Taxis haben es in New York mindestens genauso schwer wie in London oder Berlin. Es gibt kaum spezielle Taxispuren, die wenigen Standplätze sind meist überfüllt, zum Tanken muss man aufgrund der hohen Spritpreise in die anliegenden Gemeinden ausweichen. Vor Brücken und Tunnels gilt die gleiche Stop-and-go-Geduldsprobe wie für alle anderen Verkehrsteilnehmer. Die leicht reduzierte Maut zahlt ohnehin der Kunde. Dafür drückt die Polizei tendenziell ein Auge zu, wenn man im Halteverbot sein Sandwich isst oder bei Dunkelgelb noch über die Kreuzung huscht. Der wahre Feind des Taxlers sind die Inspektoren der Innung, die stichprobenartige Kontrollen durchführen. Dabei geht es nicht nur um die Vollständigkeit der Papiere und den Zustand des Autos, sondern auch um die Einhaltung der Regeln. Wenn zum Beispiel ein Yellow Cab außerhalb von Süd-Manhattan einen Passanten aufnimmt, verliert der Fahrer im Wiederholungsfall ratzfatz die Lizenz.

Die Konkurrenz wird härter

Dass wir den NV200 als Rumpel-Wagen er-fahren haben, liegt natürlich auch am New Yorker Flickwerk-Asphalt mit seinen kratertiefen Schlaglöchern und dem im Sommer puddingweichen Reparatur-Teer. Wenigstens ist die Lenkung frei von den Wünschelruten-Attitüden älterer US-Taxis, die Bremse verzögert willig und prompt, das leicht kippelige Starrachs-Fahrwerk kauft nur Angsthasen den Schneid ab. Man hätte dem Big Apple natürlich auch die Elektroversion des NV200 als Taxi verschreiben können, aber die Reichweite wäre mit 160 km viel zu gering.

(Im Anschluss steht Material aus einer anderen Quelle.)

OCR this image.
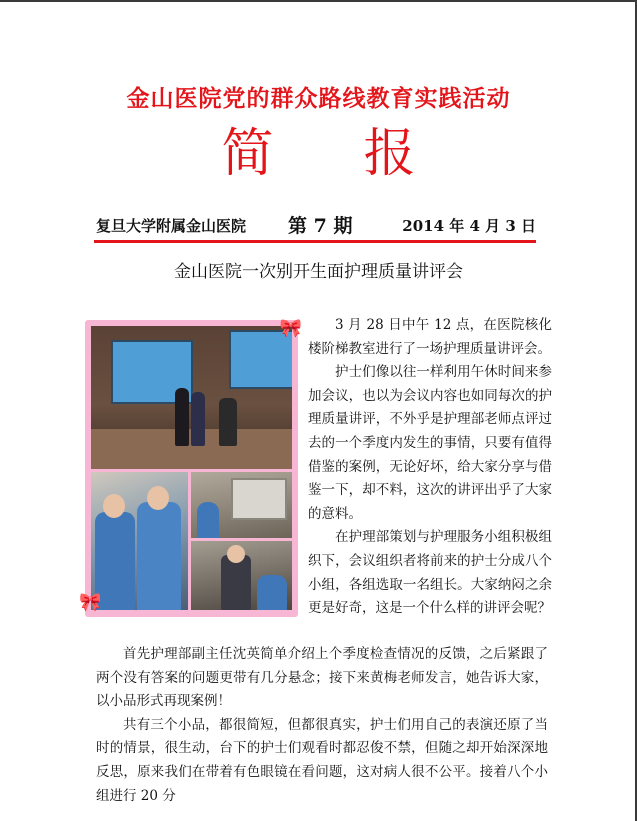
金山医院党的群众路线教育实践活动
简报
复旦大学附属金山医院 第 7 期	2014 年 4 月 3 日
金山医院一次别开生面护理质量讲评会
🎀
🎀

3 月 28 日中午 12 点，在医院核化楼阶梯教室进行了一场护理质量讲评会。

护士们像以往一样利用午休时间来参加会议，也以为会议内容也如同每次的护理质量讲评，不外乎是护理部老师点评过去的一个季度内发生的事情，只要有值得借鉴的案例，无论好坏，给大家分享与借鉴一下，却不料，这次的讲评出乎了大家的意料。

在护理部策划与护理服务小组积极组织下，会议组织者将前来的护士分成八个小组，各组选取一名组长。大家纳闷之余更是好奇，这是一个什么样的讲评会呢？

首先护理部副主任沈英简单介绍上个季度检查情况的反馈，之后紧跟了两个没有答案的问题更带有几分悬念；接下来黄梅老师发言，她告诉大家，以小品形式再现案例！

共有三个小品，都很简短，但都很真实，护士们用自己的表演还原了当时的情景，很生动，台下的护士们观看时都忍俊不禁，但随之却开始深深地反思，原来我们在带着有色眼镜在看问题，这对病人很不公平。接着八个小组进行 20 分
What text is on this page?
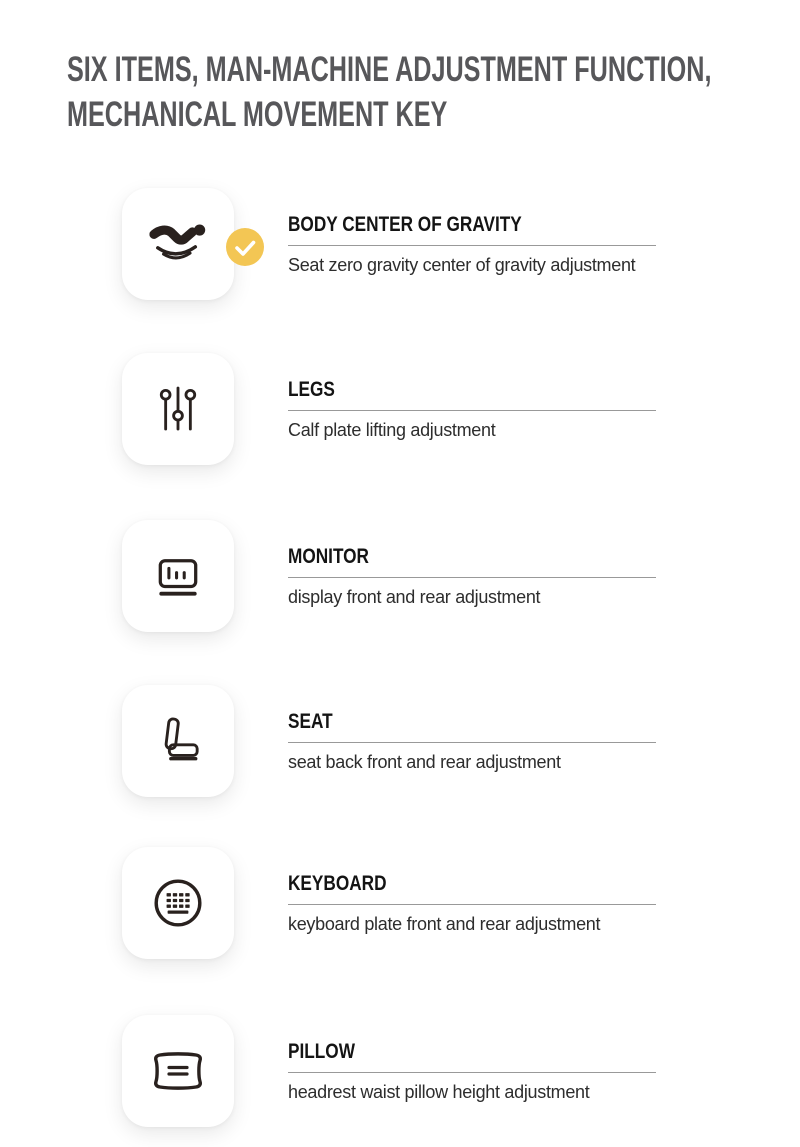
SIX ITEMS, MAN-MACHINE ADJUSTMENT FUNCTION,
MECHANICAL MOVEMENT KEY
BODY CENTER OF GRAVITY
Seat zero gravity center of gravity adjustment
LEGS
Calf plate lifting adjustment
MONITOR
display front and rear adjustment
SEAT
seat back front and rear adjustment
KEYBOARD
keyboard plate front and rear adjustment
PILLOW
headrest waist pillow height adjustment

Samstag 2 Uhr morgens, Feierabend für den Aushilfstaxler. Fazit: Null Fahrgäste, tausend Eindrücke und die Erkenntnis, dass sich die New Yorker Taxiszene gerade grundlegend ändert. Der Grund: die Yellow Cabs haben Konkurrenz bekommen. Draußen in der Vorstadt (Nord-Manhattan, Bronx, Queens, Brooklyn, Staten Island) greift die Flotte der einheitlich grün lackierten Boro Cabs immer mehr Kunden ab. Noch bedrohlicher für den klassischen Cabbie sind App-gesteuerte Dumping-Anbieter wie Lyft, Sidecar und Uber, die mit Nachlässen von bis zu 40 Prozent werben. Wenn das so weitergeht, wird der Gelbanteil am New Yorker Straßenbild in den nächsten Jahren deutlich schrumpfen.